O’Reilly Live Edition books give you access to updates to topics in between editions of a book. A Live Edition is an electronic version of the book that is updated when there is a significant change to the software or technology the book covers, keeping you on top of .X releases or major fixes.

Doing this with a software manual is natural, as the book’s update path matches the software’s update path. But the concept can be applied to many things — a “live edition” of the Guinness Book of World Records 2010 might make sense and increase loyalty.

O’Reilly is starting with electronic files for its updates, but is also contemplating print on demand solutions.

This approach is somewhat familiar to journal publishers, but we still rely on an old-fashioned method (in most cases) of issuing errata and corrections and publishing letters to the editor in order to update reports. If journals were to adopt an approach like this, they would become hybridized reference works publishers. And is that something they should consider?

Errata and fixes are sources of shame to journal publishers, but should they be? Why not embrace the preponderance of evidence that no editor, editorial process, or human intelligence is sufficient to catch all errors, know all angles, and encompass all knowledge of a subject? Why not do what O’Reilly is doing — making a liability into an asset? Their entry on the Tools of Change blog puts it well:

Live Editions follow a different process. Instead of a long wait for a slow new edition, the model is “release early and often.” Authors can quickly respond to reader feedback and errata immediately, rather than filing it away for a reprint or a new edition.
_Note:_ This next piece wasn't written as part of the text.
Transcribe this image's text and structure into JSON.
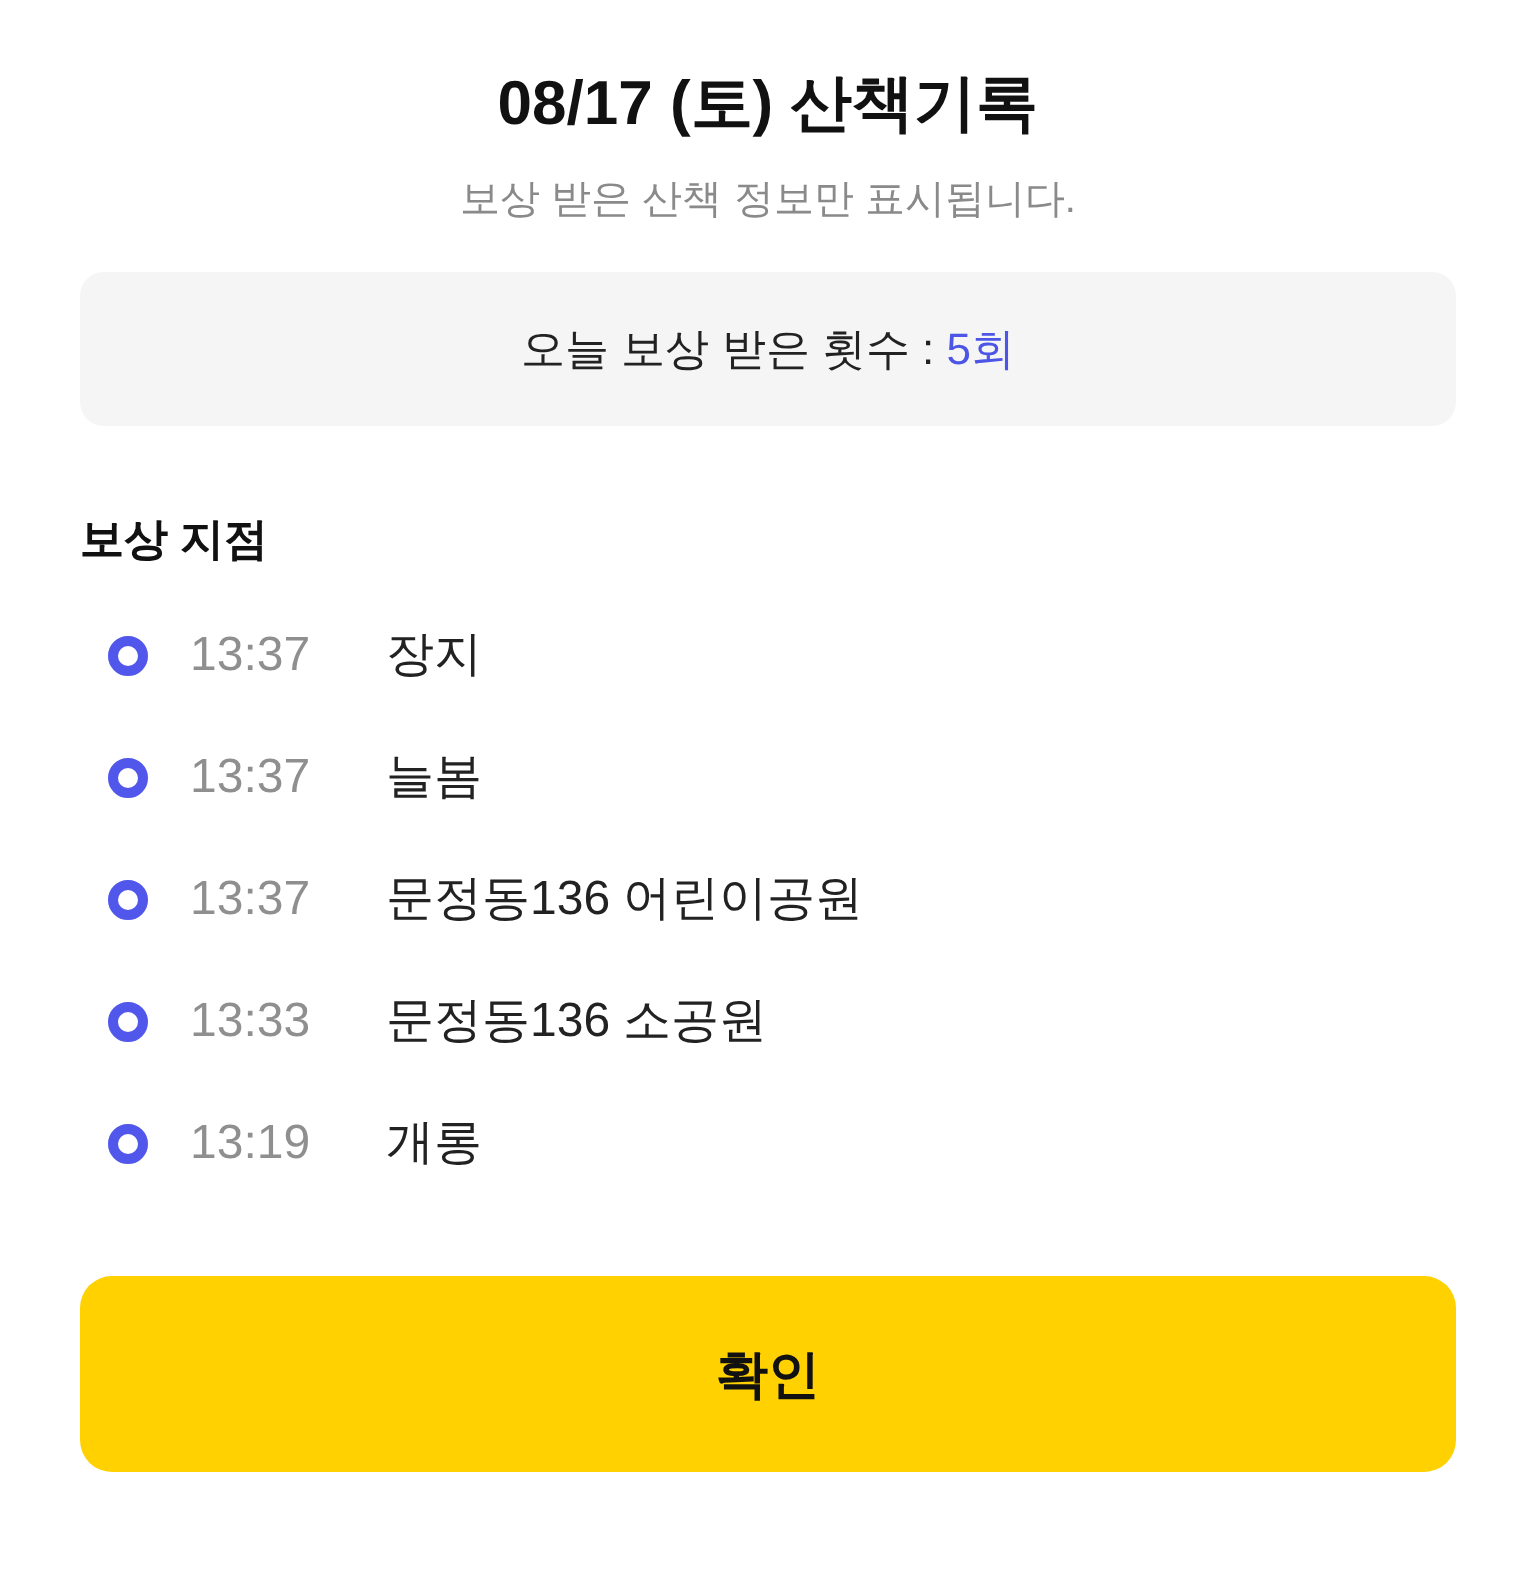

Technical publishers have been doing their own version of this for years, mainly by keeping updated PDFs on their Web sites. But the integration and formalization of the O’Reilly approach takes it a step further. By acquiring customer email addresses, O’Reilly is able to reach out to readers. And by turning each author into an edition shepherd, O’Reilly is keeping expertise on the job for longer.

Aside from any technical or editorial achievement here, there is the marketing achievement — the “live editions” moniker is pretty effective, and O’Reilly is building on its reputation as an innovative publishing company. Smart.

There are definitely implications for copyright, reprints, distributors, and so forth. But, overall, this seems like a nice way to make books better, and potentially a reason for journal publishers to reflect on their own hesitancy to become “live edition” publishers.

It’s a small advance, but an interesting one. Are integrated editions that extend the useful lives of books a good way to add value and entice readers?

Reblog this post [with Zemanta]
Kent Anderson

Kent Anderson

Kent Anderson is the CEO of RedLink and RedLink Network, a past-President of SSP, and the founder of the Scholarly Kitchen. He has worked as Publisher at AAAS/Science, CEO/Publisher of JBJS, Inc., a publishing executive at the Massachusetts Medical Society, Publishing Director of the New England Journal of Medicine, and Director of Medical Journals at the American Academy of Pediatrics. Opinions on social media or blogs are his own.

Discussion

2 Thoughts on "Books As Software — O’Reilly Makes It Happen"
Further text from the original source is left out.